Working at St. Andrew’s Primary School, in
Dundee, being a Dundonian, it means so much to me.
It’s something that, ehm, when I was growing up in this area, we were never allowed to
use the waiy we talk, in the class. This residency is focusing on the Scots language
and one of the most supportive organisations for Scots language, in the country, is Scottish
Book Trust. So that makes this residency extra special. The author bank that you have, I looked through all of them. And when I saw Matthew I knew
that he would be the one for us to pick. Having the opportunity to have an author coming
in to the school, which is something that these children wouldn’t experience without
having the project. So I just thought it was an opportunity that
we just couldn’t miss. We had a visitor called Matthew Fitt coming
in to our class and teaching us a lot about Scots. And, we’ve been translating stories
into Scots. I think it’s the look on the children’s faces.
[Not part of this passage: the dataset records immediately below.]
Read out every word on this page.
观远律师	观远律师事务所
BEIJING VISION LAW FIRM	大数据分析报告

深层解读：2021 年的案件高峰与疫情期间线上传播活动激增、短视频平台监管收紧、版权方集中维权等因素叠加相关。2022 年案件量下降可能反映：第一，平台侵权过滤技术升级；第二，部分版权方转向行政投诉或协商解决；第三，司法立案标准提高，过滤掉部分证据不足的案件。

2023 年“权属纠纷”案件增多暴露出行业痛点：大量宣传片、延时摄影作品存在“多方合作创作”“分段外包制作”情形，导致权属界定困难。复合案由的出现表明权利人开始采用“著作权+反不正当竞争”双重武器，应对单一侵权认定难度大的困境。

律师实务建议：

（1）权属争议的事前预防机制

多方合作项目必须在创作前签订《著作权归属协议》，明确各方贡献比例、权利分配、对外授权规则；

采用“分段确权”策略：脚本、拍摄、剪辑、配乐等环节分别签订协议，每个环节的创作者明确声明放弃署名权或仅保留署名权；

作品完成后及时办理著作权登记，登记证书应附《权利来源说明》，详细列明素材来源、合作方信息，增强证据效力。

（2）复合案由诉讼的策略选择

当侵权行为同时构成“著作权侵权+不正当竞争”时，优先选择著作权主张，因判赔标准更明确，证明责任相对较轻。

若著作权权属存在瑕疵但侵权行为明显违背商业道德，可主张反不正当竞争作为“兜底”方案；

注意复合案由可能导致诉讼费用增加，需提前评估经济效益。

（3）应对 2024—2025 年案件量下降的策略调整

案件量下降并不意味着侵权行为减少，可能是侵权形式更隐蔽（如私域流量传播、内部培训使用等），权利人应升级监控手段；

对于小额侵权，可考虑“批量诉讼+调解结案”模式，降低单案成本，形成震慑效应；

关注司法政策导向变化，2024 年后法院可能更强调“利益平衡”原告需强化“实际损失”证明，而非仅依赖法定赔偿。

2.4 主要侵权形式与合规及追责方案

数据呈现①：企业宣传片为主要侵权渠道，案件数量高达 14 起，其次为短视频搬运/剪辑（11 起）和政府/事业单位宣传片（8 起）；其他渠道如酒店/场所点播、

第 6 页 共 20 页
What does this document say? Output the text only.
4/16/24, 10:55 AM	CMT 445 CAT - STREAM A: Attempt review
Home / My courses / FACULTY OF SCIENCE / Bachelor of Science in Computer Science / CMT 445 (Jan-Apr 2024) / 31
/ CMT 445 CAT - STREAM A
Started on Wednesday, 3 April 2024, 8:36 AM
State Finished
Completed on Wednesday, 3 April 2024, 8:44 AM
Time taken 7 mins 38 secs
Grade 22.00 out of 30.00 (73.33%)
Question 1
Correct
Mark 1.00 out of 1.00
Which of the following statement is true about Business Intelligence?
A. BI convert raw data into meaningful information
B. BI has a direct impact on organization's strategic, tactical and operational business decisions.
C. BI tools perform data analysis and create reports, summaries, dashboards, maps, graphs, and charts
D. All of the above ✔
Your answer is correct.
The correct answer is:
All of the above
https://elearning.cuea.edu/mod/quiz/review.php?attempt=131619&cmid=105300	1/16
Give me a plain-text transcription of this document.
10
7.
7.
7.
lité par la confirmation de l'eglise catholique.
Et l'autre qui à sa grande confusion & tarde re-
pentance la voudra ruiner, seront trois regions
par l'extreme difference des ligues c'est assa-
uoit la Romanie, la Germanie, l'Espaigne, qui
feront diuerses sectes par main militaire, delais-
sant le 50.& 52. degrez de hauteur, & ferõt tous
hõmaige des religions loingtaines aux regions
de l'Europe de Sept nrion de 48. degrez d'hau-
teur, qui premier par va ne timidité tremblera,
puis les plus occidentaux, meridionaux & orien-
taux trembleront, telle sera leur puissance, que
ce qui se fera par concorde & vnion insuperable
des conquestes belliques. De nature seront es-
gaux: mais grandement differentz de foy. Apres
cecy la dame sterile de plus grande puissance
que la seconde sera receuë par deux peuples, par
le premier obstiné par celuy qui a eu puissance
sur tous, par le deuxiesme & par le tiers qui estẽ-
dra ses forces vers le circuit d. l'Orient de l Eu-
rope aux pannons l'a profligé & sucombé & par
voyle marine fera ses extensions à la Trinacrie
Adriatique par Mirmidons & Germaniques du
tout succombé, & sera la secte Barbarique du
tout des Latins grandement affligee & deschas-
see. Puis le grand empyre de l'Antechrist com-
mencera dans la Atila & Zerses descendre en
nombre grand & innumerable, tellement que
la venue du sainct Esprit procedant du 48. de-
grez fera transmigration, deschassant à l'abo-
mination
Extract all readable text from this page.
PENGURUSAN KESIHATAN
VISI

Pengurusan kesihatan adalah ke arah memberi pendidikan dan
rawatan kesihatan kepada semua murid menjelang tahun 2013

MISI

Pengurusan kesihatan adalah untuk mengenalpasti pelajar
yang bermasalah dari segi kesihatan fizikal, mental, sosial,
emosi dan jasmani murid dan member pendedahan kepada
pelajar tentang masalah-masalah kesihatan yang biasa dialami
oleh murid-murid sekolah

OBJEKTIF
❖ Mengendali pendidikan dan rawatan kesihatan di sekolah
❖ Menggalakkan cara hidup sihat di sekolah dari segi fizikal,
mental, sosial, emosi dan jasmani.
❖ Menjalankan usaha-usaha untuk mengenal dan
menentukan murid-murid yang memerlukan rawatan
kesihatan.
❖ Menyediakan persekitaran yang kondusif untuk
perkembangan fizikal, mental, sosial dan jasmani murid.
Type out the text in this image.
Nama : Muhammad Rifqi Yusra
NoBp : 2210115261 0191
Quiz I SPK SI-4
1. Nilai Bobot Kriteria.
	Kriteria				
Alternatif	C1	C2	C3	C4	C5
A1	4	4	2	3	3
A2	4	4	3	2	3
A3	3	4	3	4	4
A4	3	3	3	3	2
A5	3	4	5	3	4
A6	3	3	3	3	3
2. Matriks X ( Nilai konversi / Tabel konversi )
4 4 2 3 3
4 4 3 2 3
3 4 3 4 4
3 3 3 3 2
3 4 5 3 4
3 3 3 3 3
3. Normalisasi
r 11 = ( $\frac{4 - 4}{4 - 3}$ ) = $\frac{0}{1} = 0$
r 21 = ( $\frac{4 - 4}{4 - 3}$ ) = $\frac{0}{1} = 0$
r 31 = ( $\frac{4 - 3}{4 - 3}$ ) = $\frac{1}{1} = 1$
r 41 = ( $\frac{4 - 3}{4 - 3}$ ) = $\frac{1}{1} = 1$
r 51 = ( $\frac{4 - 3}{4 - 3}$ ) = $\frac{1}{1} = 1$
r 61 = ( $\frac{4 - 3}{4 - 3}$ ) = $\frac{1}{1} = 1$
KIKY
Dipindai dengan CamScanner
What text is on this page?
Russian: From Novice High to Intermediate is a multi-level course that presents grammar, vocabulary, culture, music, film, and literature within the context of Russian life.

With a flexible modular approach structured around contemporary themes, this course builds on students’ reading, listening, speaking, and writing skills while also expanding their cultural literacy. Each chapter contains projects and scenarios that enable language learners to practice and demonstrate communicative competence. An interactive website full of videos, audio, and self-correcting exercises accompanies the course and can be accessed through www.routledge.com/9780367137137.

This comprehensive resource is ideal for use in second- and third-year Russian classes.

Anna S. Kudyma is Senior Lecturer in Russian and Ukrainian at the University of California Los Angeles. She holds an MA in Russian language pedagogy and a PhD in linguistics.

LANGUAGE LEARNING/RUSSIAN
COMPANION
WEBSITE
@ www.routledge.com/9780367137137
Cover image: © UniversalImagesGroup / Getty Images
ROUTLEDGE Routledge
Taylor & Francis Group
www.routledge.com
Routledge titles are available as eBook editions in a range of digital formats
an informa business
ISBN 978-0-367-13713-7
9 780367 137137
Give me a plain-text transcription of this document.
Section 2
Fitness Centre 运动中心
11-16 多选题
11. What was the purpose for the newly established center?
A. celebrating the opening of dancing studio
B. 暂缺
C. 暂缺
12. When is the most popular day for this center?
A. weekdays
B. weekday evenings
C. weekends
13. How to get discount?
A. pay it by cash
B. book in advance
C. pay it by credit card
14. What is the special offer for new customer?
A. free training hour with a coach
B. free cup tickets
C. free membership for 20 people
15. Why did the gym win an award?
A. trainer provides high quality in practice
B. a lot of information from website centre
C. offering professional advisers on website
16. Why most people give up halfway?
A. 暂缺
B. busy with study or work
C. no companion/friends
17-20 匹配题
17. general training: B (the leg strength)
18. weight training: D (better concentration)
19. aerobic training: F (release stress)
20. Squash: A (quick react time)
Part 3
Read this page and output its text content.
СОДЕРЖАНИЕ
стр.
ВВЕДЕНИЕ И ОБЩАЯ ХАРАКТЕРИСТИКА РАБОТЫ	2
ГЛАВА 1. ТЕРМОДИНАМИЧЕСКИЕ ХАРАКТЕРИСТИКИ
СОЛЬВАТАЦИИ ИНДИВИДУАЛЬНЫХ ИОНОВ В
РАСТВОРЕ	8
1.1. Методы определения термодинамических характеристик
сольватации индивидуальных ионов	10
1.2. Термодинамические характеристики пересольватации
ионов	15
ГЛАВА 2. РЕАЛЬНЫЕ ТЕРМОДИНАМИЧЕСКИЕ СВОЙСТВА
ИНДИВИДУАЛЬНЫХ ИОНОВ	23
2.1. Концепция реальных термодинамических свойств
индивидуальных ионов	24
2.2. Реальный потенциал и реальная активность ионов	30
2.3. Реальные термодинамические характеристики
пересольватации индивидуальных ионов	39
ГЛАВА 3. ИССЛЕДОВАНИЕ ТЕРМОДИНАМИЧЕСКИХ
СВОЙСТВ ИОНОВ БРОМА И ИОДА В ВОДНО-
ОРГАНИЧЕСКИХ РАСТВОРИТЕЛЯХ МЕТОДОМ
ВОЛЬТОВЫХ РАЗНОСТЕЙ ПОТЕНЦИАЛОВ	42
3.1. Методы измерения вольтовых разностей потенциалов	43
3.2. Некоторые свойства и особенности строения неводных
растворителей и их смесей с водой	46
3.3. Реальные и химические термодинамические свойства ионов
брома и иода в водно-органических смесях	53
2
You can tell that they’re enthusiastic and that they want to listen, and they want
to learn. I think that some of them almost don’t consider
it ‘learning’ because there enjoying themselves. People think that it’s very inappropriate
the Scots language but I think it’s really fun to learn.
[Sings] “If you gae doon tae the wids the day, ye winnae believe yer eys.”
They love listening to Matthew, he’s such a good storyteller and they want to tell him
all their stories. They can see the actual process that he goes
through to write his own stories. When you catch a little glimpse of them, you
know, in the corridors, talking about what they’ve learned, you can see that they actually
excited to have him back and do this project. Some people always, like, get stuck and everything.
But when Matthew Fitt’s around, none of them get stuck.
[Speaking to class] “I can ask anybody just about. Who have I not heard from so far?”
[child in class] “A hill” [Matthew] “A hill. A brae is a hill. Fantastic.”
It’s great to have another perspective and so when writers like myself come in and add
our own idea, I think that gies a massive boost to the teachers.
And also for pupils to see real authors. It’s really exciting.
The thing I’ve enjoyed most about the project and working with Matthew is the chance that
it’s given the children to do something new, and to do something different.
It’s made me think a bit more closely about trying different approaches to encourage children,
and using Scots, and Scots words, and Scots stories, and language, to develop their own
language skills. This is my first year of teaching. I’m an
NQT teacher. So to get somebody like Matthew coming in, actually showing me the ropes
in a certain way of how you can go about teaching writing and teaching reading, in a different
way. It’s been absolutely fantastic.
It’s a great experience for me, and a great experience for the kids.